Kさん(86)とYさん(81)夫婦は、ハンセン人(ハンセン氏病回復者)療養所だった慶尚北道漆谷(チルゴク)の国立愛生園(現、国立漆谷病院)で療養している間の1962年に子供ができた。しかし、愛生園は祝いの代わりに「子供を産んで一緒に暮らすことはできない。ここで暮らすなら流産させて断種(精管)手術をしなければならない」という話を伝えた。結局、Yさんは堕胎手術を受け、4カ月後にKさんも断種手術を受けなければならなかった。ハンセン氏病に対する誤った認識と偏見のせいで、日帝時期から続いた隔離収容、強制断種・堕胎などの人権侵害が解放後にも永く続いた。
Yさん夫婦のようなハンセン人に対して強制的に堕胎・断種手術を行った国家の責任を認める大法院(最高裁)判決が初めて下された。2011年から続けられてきたハンセン人539人の集団訴訟のうち、5年ぶりに出てきた初の確定判決だ。
大法院3部(主審クォン・スンイル大法官)は15日、キム氏など19人が大韓民国を相手に提起した損害賠償訴訟で、堕胎手術をされたハンセン人10人には各4000万ウォン(約400万円)、断種手術をされたハンセン人9人には3000万ウォン(約300万円)とその利子を支払えと宣告した原審を確定した。大法院は「ハンセン人に対して行った精管切除手術と妊娠中絶手術は、幸福を追求する権利、人間としての尊厳と価値、人格権および自己決定権、内密な私生活の秘密などを侵害し、または制限する行為」とし、「法律上の根拠がなく、たとえハンセン人が同意したとしても社会的偏見、差別、劣悪な社会・教育・経済的条件などによりやむを得ず同意したと見られ、大韓民国は国家賠償責任を負担することが正しい」と明らかにした。
ハンセン人の代表的な人権侵害の一つである断種・堕胎強制手術は、1935年から1990年前後まで続いた。ハンセン氏病は1900年代初めにはすでに遺伝病でないことが明らかになり、1950年代からは完治可能な疾病と認識されたが、病気にかかれば容貌に変形が生じるせいで特に社会的差別と偏見が激しかった。社会的少数者の差別を防ぐべき国家さえもが「病気が遺伝する」という誤った偏見に捕われ続け、解放後にも日帝時期同様に断種・堕胎手術の慣行を継続した。ハンセン人は家庭を設け子供を育てる幸福追及権を強制的に剥奪され、羞恥と罪の意識を感じなければならなかったし、見守る子供も持てずに孤独で寂しい老後を送らなければならなかった。日本が2006年から日帝時期に小鹿島(ソロクド)などに強制収容されたハンセン人補償を始めると、韓国は一歩遅れて2007年に「ハンセン人被害事件の真相究明および被害者生活支援等に関する法律」を制定し、2012年から補償を始めたが基礎生活受給者など一部のハンセン人にのみ月額15万ウォン(約1万5千円)を支給するだけだった。これに対してハンセン人は、日本政府を相手に責任を問う訴訟に参加したハンセン人権弁護団と共に、2011年10月に韓国政府を相手に損害賠償訴訟を提起した。

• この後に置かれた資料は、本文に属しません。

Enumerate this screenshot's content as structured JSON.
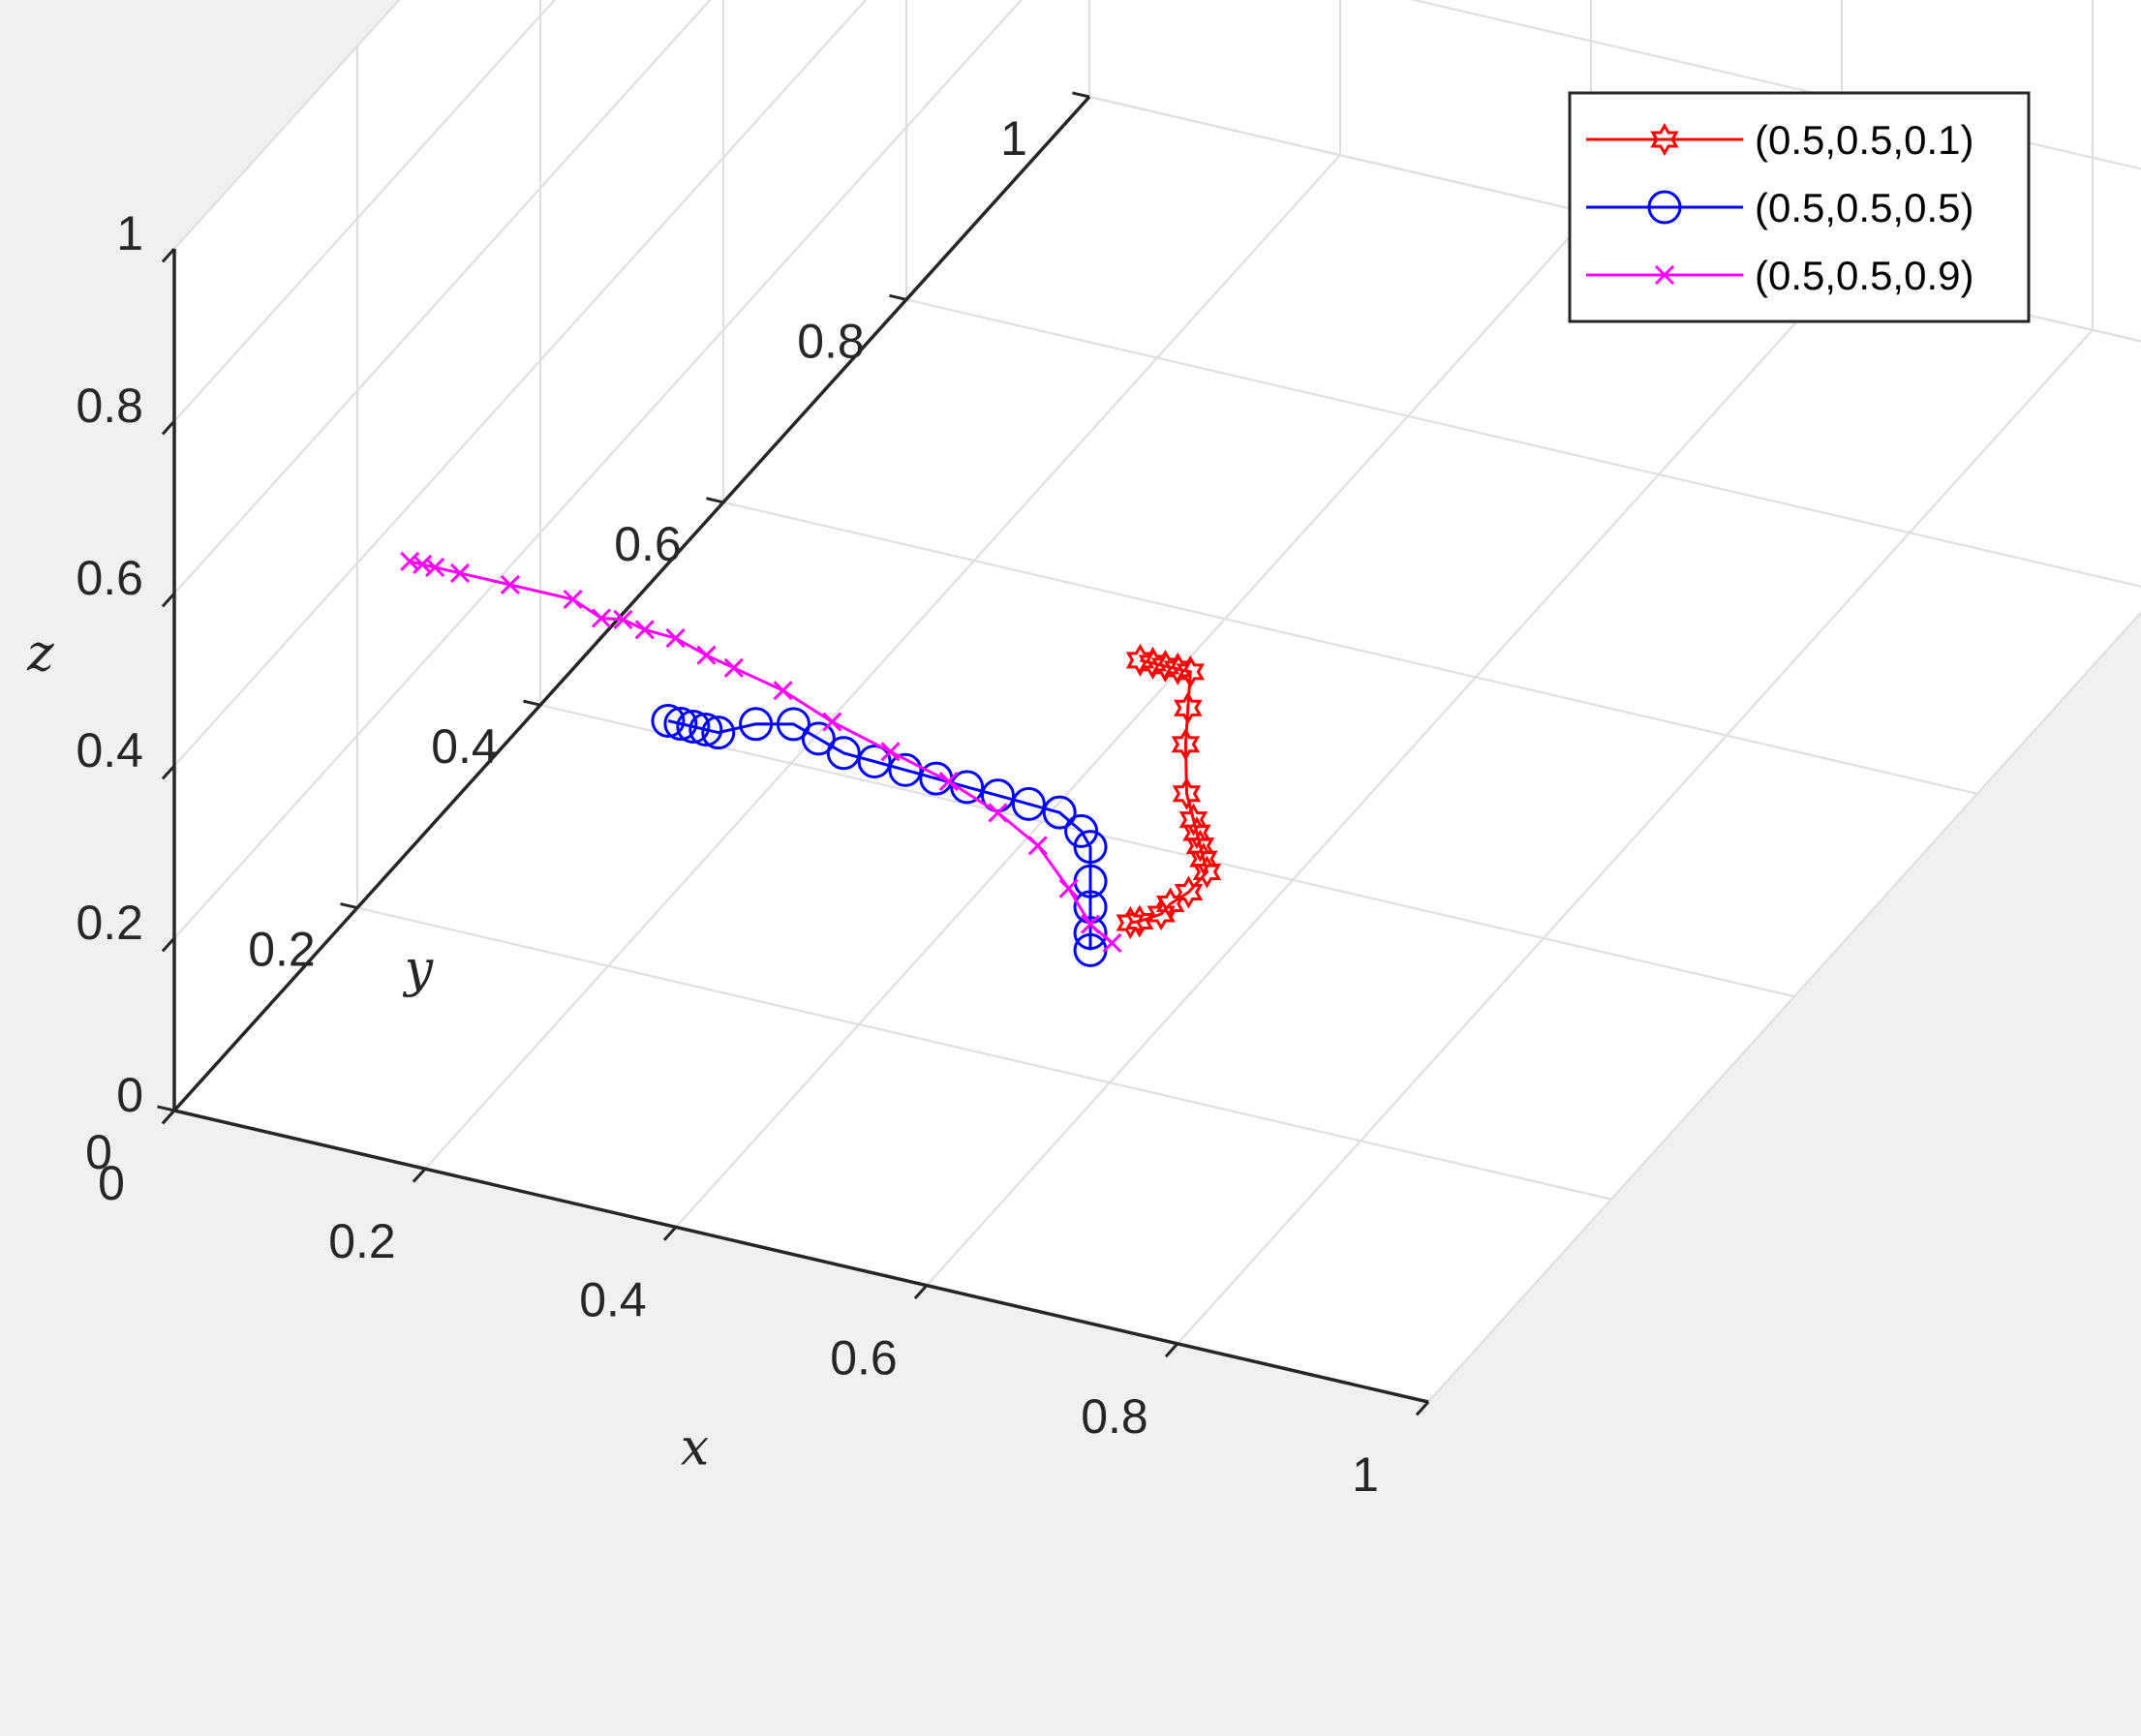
{
  "chart_data": {
    "type": "line3d",
    "title": "",
    "xlabel": "x",
    "ylabel": "y",
    "zlabel": "z",
    "xlim": [
      0,
      1
    ],
    "ylim": [
      0,
      1
    ],
    "zlim": [
      0,
      1
    ],
    "xticks": [
      "0",
      "0.2",
      "0.4",
      "0.6",
      "0.8",
      "1"
    ],
    "yticks": [
      "0",
      "0.2",
      "0.4",
      "0.6",
      "0.8",
      "1"
    ],
    "zticks": [
      "0",
      "0.2",
      "0.4",
      "0.6",
      "0.8",
      "1"
    ],
    "grid": true,
    "legend_position": "top-right",
    "series": [
      {
        "name": "(0.5,0.5,0.1)",
        "color": "#ff0000",
        "marker": "hexagram",
        "points": [
          [
            0.42,
            0.48,
            0.1
          ],
          [
            0.43,
            0.48,
            0.1
          ],
          [
            0.44,
            0.48,
            0.1
          ],
          [
            0.45,
            0.48,
            0.1
          ],
          [
            0.46,
            0.48,
            0.1
          ],
          [
            0.48,
            0.45,
            0.1
          ],
          [
            0.5,
            0.42,
            0.1
          ],
          [
            0.53,
            0.38,
            0.1
          ],
          [
            0.55,
            0.36,
            0.1
          ],
          [
            0.56,
            0.35,
            0.1
          ],
          [
            0.57,
            0.34,
            0.1
          ],
          [
            0.58,
            0.33,
            0.1
          ],
          [
            0.59,
            0.32,
            0.1
          ],
          [
            0.59,
            0.3,
            0.1
          ],
          [
            0.59,
            0.28,
            0.11
          ],
          [
            0.59,
            0.27,
            0.11
          ],
          [
            0.58,
            0.26,
            0.11
          ],
          [
            0.58,
            0.25,
            0.12
          ]
        ]
      },
      {
        "name": "(0.5,0.5,0.5)",
        "color": "#0000ff",
        "marker": "circle",
        "points": [
          [
            0.35,
            0.06,
            0.5
          ],
          [
            0.36,
            0.06,
            0.5
          ],
          [
            0.37,
            0.06,
            0.5
          ],
          [
            0.38,
            0.06,
            0.5
          ],
          [
            0.39,
            0.06,
            0.5
          ],
          [
            0.42,
            0.06,
            0.52
          ],
          [
            0.45,
            0.06,
            0.53
          ],
          [
            0.47,
            0.06,
            0.52
          ],
          [
            0.49,
            0.06,
            0.51
          ],
          [
            0.5,
            0.08,
            0.48
          ],
          [
            0.51,
            0.1,
            0.45
          ],
          [
            0.52,
            0.12,
            0.42
          ],
          [
            0.53,
            0.14,
            0.39
          ],
          [
            0.54,
            0.16,
            0.36
          ],
          [
            0.55,
            0.18,
            0.33
          ],
          [
            0.56,
            0.2,
            0.3
          ],
          [
            0.57,
            0.21,
            0.27
          ],
          [
            0.57,
            0.22,
            0.24
          ],
          [
            0.57,
            0.22,
            0.2
          ],
          [
            0.57,
            0.22,
            0.17
          ],
          [
            0.57,
            0.22,
            0.14
          ],
          [
            0.57,
            0.22,
            0.12
          ]
        ]
      },
      {
        "name": "(0.5,0.5,0.9)",
        "color": "#ff00ff",
        "marker": "x",
        "points": [
          [
            0.29,
            -0.14,
            0.9
          ],
          [
            0.3,
            -0.14,
            0.9
          ],
          [
            0.31,
            -0.14,
            0.9
          ],
          [
            0.33,
            -0.14,
            0.9
          ],
          [
            0.37,
            -0.14,
            0.9
          ],
          [
            0.42,
            -0.14,
            0.9
          ],
          [
            0.45,
            -0.15,
            0.9
          ],
          [
            0.46,
            -0.14,
            0.89
          ],
          [
            0.47,
            -0.13,
            0.87
          ],
          [
            0.48,
            -0.11,
            0.84
          ],
          [
            0.49,
            -0.09,
            0.8
          ],
          [
            0.49,
            -0.06,
            0.75
          ],
          [
            0.5,
            -0.02,
            0.68
          ],
          [
            0.51,
            0.02,
            0.6
          ],
          [
            0.52,
            0.07,
            0.51
          ],
          [
            0.53,
            0.12,
            0.42
          ],
          [
            0.54,
            0.16,
            0.34
          ],
          [
            0.55,
            0.19,
            0.27
          ],
          [
            0.56,
            0.21,
            0.2
          ],
          [
            0.57,
            0.22,
            0.15
          ],
          [
            0.58,
            0.23,
            0.12
          ]
        ]
      }
    ]
  }
}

大法院の初めての判決が下されたが、まだ約520人のハンセン人が大法院の判断を待っている。彼らの下級審はすべて国家責任を認めたが、損害賠償額で判断が交錯した。今回の大法院判決の原審である光州(クァンジュ)高裁は、堕胎手術をされたハンセン人には4000万ウォン、断種手術をされたハンセン人には3000万ウォンとその利子を賠償するよう判断した。しかし、昨年9月ソウル高裁民事30部(裁判長カン・ヨンス)は、「男女平等」の原則と国家の努力を前面に掲げ賠償額を2000万ウォンに削減し、以後のソウル高裁判決3件もこれに倣った。ハンセン人権弁護団長のパク・ヨンニプ弁護士(法務法人ファウ)は「司法府が遅くなったとはいえ日帝強制占領期間と解放後に苦痛にあったハンセン人の涙をふいてくれて良かった」としつつも「3~4000万ウォンという金額も、その苦痛に比較すれば多額とは言えないだけに、大法院が同じ状況の残る4件についても今回の賠償基準に合わせて判決しなければならない」と話した。